映画 ~ 乱 ~




乱(らん)
監督:黒澤明(くろさわ あきら)
脚本:黒澤明、小国英雄(おぐに ひでお)、井手雅人(いで まさと)
出演:仲代達矢(なかだい たつや)
公開日:1985/6
ジャンル:ヒューマン






「乱」は家督を譲ることにした高齢の武将と3人の息子を巡る、確執や策略を描いた戦国ヒューマン映画です。

監督は東京都出身、「羅生門」、「七人の侍」の黒澤明さんです。

脚本は黒澤明さん、小国英雄さん、井手雅人さんの共同脚本です。

3人の息子に後を任せようとする領主役を東京都出身で無名塾主宰、「海辺のリア」や「切腹」に出演されている仲代達矢さんが演じています。

他に寺尾聰さん、根津甚八さん、隆大介さん、ピーターさん、原田美枝子さんといった方々が出演されています。

本作品は1986年のアカデミー賞で衣裳デザイン賞を獲得しています。



あらすじ


戦国時代を生き抜いてきた武将、一文字秀虎(仲代達矢)は3人の息子と、隣国の2人の領主、そして、多数の家来を引き連れて巻狩りを楽しみます。

巻狩り後には皆で食事を囲みます。狂阿弥(ピーター)が場を盛り上げますが、客人の領主の1人、藤巻(植木等)が端を発した一言から場に緊張が走ります。長男の太郎孝虎(寺尾聰)には妻の楓の方(原田美枝子)がいて、次男の次郎正虎(根津甚八)には妻の末の方(宮崎美子)がいますが、三男の三郎直虎(隆大介)には妻がいないため、自身の娘との縁組を藤巻が求めたところ、もう1人の客人である綾部(田崎潤)のほうからも同様にせがまれます。

秀虎は巻狩りに疲れたのか、疲れたふりなのか、その場で寝入ってしまいます。時間を経て秀虎が目を覚ますと、嫌な夢を見たと言います。枯野で周囲には誰もおらず、自身が孤独になってしまっている夢でした。

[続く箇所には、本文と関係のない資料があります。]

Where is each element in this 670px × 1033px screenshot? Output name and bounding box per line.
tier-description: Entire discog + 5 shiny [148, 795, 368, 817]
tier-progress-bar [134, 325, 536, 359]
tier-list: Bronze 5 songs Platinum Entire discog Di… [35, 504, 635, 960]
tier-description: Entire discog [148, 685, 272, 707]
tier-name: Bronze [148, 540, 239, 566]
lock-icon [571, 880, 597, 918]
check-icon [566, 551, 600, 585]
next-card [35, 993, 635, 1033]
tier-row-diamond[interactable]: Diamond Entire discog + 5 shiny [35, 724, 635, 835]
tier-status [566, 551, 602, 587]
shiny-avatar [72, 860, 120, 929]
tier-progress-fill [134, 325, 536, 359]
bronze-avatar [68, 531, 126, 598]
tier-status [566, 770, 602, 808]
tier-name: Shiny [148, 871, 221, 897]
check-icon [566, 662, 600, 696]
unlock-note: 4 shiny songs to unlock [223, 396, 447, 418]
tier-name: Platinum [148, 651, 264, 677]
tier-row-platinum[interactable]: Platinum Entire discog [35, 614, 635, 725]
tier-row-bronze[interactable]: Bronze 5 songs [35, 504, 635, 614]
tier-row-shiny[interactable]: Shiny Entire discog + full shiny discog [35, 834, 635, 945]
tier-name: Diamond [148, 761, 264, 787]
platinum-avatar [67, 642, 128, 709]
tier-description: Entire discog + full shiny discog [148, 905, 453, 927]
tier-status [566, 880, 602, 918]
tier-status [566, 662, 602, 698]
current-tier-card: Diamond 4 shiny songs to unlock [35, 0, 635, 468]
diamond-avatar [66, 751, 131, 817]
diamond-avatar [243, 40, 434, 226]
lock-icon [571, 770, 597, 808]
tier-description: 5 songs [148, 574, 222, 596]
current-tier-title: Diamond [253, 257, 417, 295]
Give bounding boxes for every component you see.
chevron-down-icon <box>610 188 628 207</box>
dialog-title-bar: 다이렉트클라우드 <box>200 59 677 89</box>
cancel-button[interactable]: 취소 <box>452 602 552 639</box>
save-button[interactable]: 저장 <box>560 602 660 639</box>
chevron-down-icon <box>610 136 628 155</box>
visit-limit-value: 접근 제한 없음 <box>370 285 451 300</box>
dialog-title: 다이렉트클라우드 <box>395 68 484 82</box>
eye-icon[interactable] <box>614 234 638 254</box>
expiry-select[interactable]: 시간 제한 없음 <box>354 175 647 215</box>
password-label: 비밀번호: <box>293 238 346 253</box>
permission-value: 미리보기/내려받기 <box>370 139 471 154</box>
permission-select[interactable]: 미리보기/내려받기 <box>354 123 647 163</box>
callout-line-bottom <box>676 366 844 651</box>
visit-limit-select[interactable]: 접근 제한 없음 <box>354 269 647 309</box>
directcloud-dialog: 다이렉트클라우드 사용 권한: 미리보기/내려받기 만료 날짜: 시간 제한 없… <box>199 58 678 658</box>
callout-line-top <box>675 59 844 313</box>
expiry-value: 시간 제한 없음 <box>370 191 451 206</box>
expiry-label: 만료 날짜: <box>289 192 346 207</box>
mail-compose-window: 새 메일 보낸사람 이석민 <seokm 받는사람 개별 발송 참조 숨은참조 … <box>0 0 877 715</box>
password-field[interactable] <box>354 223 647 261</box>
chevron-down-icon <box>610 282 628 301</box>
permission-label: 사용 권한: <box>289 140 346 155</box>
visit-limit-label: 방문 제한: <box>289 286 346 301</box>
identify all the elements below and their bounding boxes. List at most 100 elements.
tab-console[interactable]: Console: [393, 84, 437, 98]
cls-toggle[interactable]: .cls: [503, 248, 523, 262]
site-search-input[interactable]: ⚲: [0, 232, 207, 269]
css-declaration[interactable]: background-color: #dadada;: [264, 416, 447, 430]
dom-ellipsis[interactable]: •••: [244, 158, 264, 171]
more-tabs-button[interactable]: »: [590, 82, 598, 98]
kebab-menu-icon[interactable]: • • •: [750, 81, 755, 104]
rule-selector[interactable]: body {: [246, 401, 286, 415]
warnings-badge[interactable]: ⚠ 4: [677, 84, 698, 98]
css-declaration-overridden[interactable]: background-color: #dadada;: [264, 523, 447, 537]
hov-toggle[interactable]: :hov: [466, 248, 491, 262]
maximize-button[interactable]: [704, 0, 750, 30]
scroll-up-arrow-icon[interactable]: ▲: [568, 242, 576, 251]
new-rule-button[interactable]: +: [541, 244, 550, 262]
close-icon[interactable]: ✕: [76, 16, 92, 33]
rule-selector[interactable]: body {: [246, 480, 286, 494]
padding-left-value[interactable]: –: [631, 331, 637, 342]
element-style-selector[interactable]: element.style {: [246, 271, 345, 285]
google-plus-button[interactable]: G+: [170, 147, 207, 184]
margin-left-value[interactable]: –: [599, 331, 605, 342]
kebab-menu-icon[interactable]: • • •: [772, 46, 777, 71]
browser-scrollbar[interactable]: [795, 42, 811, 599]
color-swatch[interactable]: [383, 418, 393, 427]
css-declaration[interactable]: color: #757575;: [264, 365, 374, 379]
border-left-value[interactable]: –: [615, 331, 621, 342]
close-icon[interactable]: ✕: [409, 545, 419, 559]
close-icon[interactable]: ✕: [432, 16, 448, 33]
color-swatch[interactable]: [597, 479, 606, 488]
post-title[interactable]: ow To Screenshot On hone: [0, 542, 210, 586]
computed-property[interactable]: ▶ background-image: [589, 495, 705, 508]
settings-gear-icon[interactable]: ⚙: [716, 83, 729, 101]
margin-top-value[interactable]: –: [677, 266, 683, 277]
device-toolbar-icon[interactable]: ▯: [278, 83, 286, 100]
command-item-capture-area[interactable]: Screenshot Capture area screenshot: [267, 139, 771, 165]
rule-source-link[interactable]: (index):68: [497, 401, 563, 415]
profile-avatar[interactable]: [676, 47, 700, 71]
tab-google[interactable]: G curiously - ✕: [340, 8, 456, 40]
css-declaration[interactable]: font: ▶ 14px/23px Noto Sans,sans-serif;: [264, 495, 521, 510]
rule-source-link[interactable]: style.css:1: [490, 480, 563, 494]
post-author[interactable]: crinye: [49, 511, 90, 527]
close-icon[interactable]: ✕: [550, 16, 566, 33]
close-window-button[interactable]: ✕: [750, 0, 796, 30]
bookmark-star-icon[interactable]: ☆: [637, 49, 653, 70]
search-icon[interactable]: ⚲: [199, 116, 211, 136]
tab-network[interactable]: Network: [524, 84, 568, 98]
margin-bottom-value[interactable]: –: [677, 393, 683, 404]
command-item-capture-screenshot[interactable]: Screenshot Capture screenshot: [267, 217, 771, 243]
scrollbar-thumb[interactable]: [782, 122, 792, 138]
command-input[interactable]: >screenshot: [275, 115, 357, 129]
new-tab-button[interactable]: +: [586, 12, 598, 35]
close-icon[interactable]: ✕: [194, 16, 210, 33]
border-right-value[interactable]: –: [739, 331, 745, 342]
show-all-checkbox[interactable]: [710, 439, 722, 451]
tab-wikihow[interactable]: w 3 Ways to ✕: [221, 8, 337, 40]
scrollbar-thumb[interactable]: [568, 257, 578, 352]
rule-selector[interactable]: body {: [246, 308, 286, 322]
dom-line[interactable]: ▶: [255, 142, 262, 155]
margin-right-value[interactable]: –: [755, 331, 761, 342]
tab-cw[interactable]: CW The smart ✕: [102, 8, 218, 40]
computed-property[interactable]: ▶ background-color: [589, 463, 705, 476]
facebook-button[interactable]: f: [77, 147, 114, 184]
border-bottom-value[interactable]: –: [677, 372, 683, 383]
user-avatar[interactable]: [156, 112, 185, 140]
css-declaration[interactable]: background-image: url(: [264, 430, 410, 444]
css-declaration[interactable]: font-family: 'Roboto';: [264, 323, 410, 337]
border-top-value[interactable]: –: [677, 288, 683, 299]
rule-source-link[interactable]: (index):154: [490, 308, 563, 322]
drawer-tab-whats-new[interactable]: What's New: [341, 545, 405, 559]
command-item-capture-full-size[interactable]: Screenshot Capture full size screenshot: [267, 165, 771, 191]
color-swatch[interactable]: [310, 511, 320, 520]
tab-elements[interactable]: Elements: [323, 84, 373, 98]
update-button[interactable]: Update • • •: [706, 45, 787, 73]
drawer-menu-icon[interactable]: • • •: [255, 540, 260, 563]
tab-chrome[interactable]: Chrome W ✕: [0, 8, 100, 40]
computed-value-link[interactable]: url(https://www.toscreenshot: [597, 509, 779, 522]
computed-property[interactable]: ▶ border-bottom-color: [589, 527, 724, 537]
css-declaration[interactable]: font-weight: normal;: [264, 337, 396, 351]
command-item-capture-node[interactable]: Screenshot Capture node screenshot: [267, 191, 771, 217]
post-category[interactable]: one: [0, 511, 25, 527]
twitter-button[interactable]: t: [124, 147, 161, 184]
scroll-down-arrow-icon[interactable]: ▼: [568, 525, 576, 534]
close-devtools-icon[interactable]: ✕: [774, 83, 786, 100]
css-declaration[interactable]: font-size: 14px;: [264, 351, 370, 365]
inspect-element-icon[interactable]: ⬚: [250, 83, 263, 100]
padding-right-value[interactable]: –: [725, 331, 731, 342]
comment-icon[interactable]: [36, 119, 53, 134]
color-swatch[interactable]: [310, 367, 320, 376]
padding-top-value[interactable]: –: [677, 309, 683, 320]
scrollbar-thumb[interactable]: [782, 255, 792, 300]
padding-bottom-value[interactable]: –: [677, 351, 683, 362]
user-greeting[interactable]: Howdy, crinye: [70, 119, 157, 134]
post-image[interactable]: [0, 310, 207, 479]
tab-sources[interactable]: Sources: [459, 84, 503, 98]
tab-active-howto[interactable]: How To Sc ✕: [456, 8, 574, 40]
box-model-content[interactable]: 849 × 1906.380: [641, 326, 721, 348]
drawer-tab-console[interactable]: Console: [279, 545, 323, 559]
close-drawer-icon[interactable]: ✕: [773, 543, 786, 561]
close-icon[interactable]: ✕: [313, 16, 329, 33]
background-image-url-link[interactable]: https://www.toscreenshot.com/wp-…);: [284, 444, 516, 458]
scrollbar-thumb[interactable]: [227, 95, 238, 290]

この夢をいい契機だと考え、秀虎は以前から考えていたことを実行に移すとその場にいた人たちに宣言します。それは嫡男の太郎に家督を譲り、3人の兄弟にそれぞれ城を与えるという唐突な宣言でした。この国を若者どもの力に委ねたい、束ねた3本の矢のように協力して一文字家を守っていって欲しいということでした。

しかし、ひねくれ者の三郎は束ねた矢を無理やり圧し折り、秀虎を耄碌したと罵倒します。父の志や願いを踏みにじるような三郎の振舞いに対し、秀虎は激怒し、一転、三郎と親子の縁を切ると言い放ちます。

重臣である平山丹後(油井昌由樹)は、それだけはやめるよう必至で進言しますが、秀虎には聞き入れられません。結局、三郎と平山はその場で国から追放されてしまうことになります__



感想


「リア王」の戦国武将版です。

望遠の多用、怒涛の落馬など、あまり目にすることがなかったシーンが多く印象に残っています。世の性や社会の不条理の描き方もよかったです。2時間半を超える作品ですが、楽しく観賞できました。

個人的には平民の街並み、市井の生活の描写が違和感を覚えるレベルでなかったため、一文字家の偉大さがわかりにくかった点、重要人物の隙が多すぎる点が気になりました。

「海辺のリア」も似たような部分がある一方で、違いを楽しむということができます。